How POC devices are revolutionizing health care
Aaron Au CONTRIBUTOR
Photo: Open-i Biomedical.
Point-of-care (POC) devices are a new frontier of medical devices that bring medical diagnosis to doctors, homes, and the far reaches of the world. These devices are developed to empower people in any educational background to gather their own biometric data. An arsenal of POC devices have been and are currently under development for different applications. By taking advantage of the current advances in nanoelectronics and nanofluidics, engineers are able to shrink the device into a portable system. The result is devices with different functions that come in different shapes and sizes.
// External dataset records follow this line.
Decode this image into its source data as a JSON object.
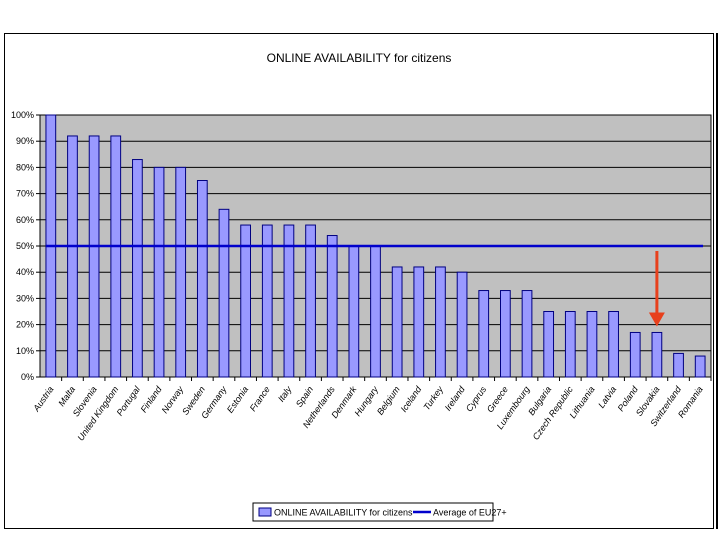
{
  "colors": {
    "plot_bg": "#c0c0c0",
    "bar_fill": "#9999ff",
    "bar_stroke": "#000080",
    "avg_line": "#0000cc",
    "arrow": "#e8401c",
    "grid": "#000000"
  },
  "chart_data": {
    "type": "bar",
    "title": "ONLINE AVAILABILITY for citizens",
    "xlabel": "",
    "ylabel": "",
    "ylim": [
      0,
      100
    ],
    "yticks": [
      "0%",
      "10%",
      "20%",
      "30%",
      "40%",
      "50%",
      "60%",
      "70%",
      "80%",
      "90%",
      "100%"
    ],
    "grid": true,
    "legend_position": "bottom",
    "categories": [
      "Austria",
      "Malta",
      "Slovenia",
      "United Kingdom",
      "Portugal",
      "Finland",
      "Norway",
      "Sweden",
      "Germany",
      "Estonia",
      "France",
      "Italy",
      "Spain",
      "Netherlands",
      "Denmark",
      "Hungary",
      "Belgium",
      "Iceland",
      "Turkey",
      "Ireland",
      "Cyprus",
      "Greece",
      "Luxembourg",
      "Bulgaria",
      "Czech Republic",
      "Lithuania",
      "Latvia",
      "Poland",
      "Slovakia",
      "Switzerland",
      "Romania"
    ],
    "series": [
      {
        "name": "ONLINE AVAILABILITY for citizens",
        "type": "bar",
        "values": [
          100,
          92,
          92,
          92,
          83,
          80,
          80,
          75,
          64,
          58,
          58,
          58,
          58,
          54,
          50,
          50,
          42,
          42,
          42,
          40,
          33,
          33,
          33,
          25,
          25,
          25,
          25,
          17,
          17,
          9,
          8
        ]
      },
      {
        "name": "Average of EU27+",
        "type": "line",
        "value": 50
      }
    ],
    "annotations": [
      {
        "type": "arrow",
        "direction": "down",
        "target": "Slovakia"
      }
    ]
  }
}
One form of these POC devices is a wearable smart watch, such as Fitbit, Apple Watch, etc. Technology has enabled engineers to jam heart rate monitors and other biosensors into the super portable form factors. Other companies have invested their technology into other biosensors; to name a few: glucose-sensing contact lenses, tattoos to monitor muscle activity and body temperature, and alcohol monitors. These portable forms of gathering biometrics are becoming more popular as they can collect data without interfering with the daily schedule.
A more common setting for a POC device is sitting at the doctor’s office or at home. They gather information that doesn’t need monitoring on a daily basis, such as disease and virus tests. They test for a specific pathogen, but results usually appear in binary. Hence, POC devices cannot replace the doctor. Instead, they assist the doctor in making faster and more accurate conclusions. Traditional pathogen tests require the doctor to draw blood and send the samples to test centers, but in POC devices there is no transportation time, allowing for a timelier result. With the emergence of personalized medicine, POC devices may assist doctors and pharmacists in determining which drug is more effective for a patient.
Currently, POC devices face many challenges; most of these challenges are similar to those in sensors and assays. One factor that needs to be considered is specificity because it describes how accurate the test is against false positives; this is always a challenge because molecules exhibit similar characteristics and they may be able to trick the test in thinking something is there when there really is nothing. Sensitivity of the test is also another factor that needs to be considered. It measures what concentration of sample needs to be present to turn the test into a positive result. Sensitivity and specificity are usually trade-off metrics, meaning increasing one will reduce the other. So sensitivity and specificity of a device must be tuned to a specific application.
In addition, medical devices face a higher level of scrutiny for good reason. There are rules and regulations that protect the public from gathering false data about their health. But innovations in the realm of biosensors are giving POC devices a good run. At the University of Toronto (U of T), many labs are designing POC diagnostic devices. One lab that has gained a lot of ground in this area is the Wheeler Microfluidics Lab; it is testing its POC devices in developing countries in hopes to aid medical staff in the diagnosis of different diseases.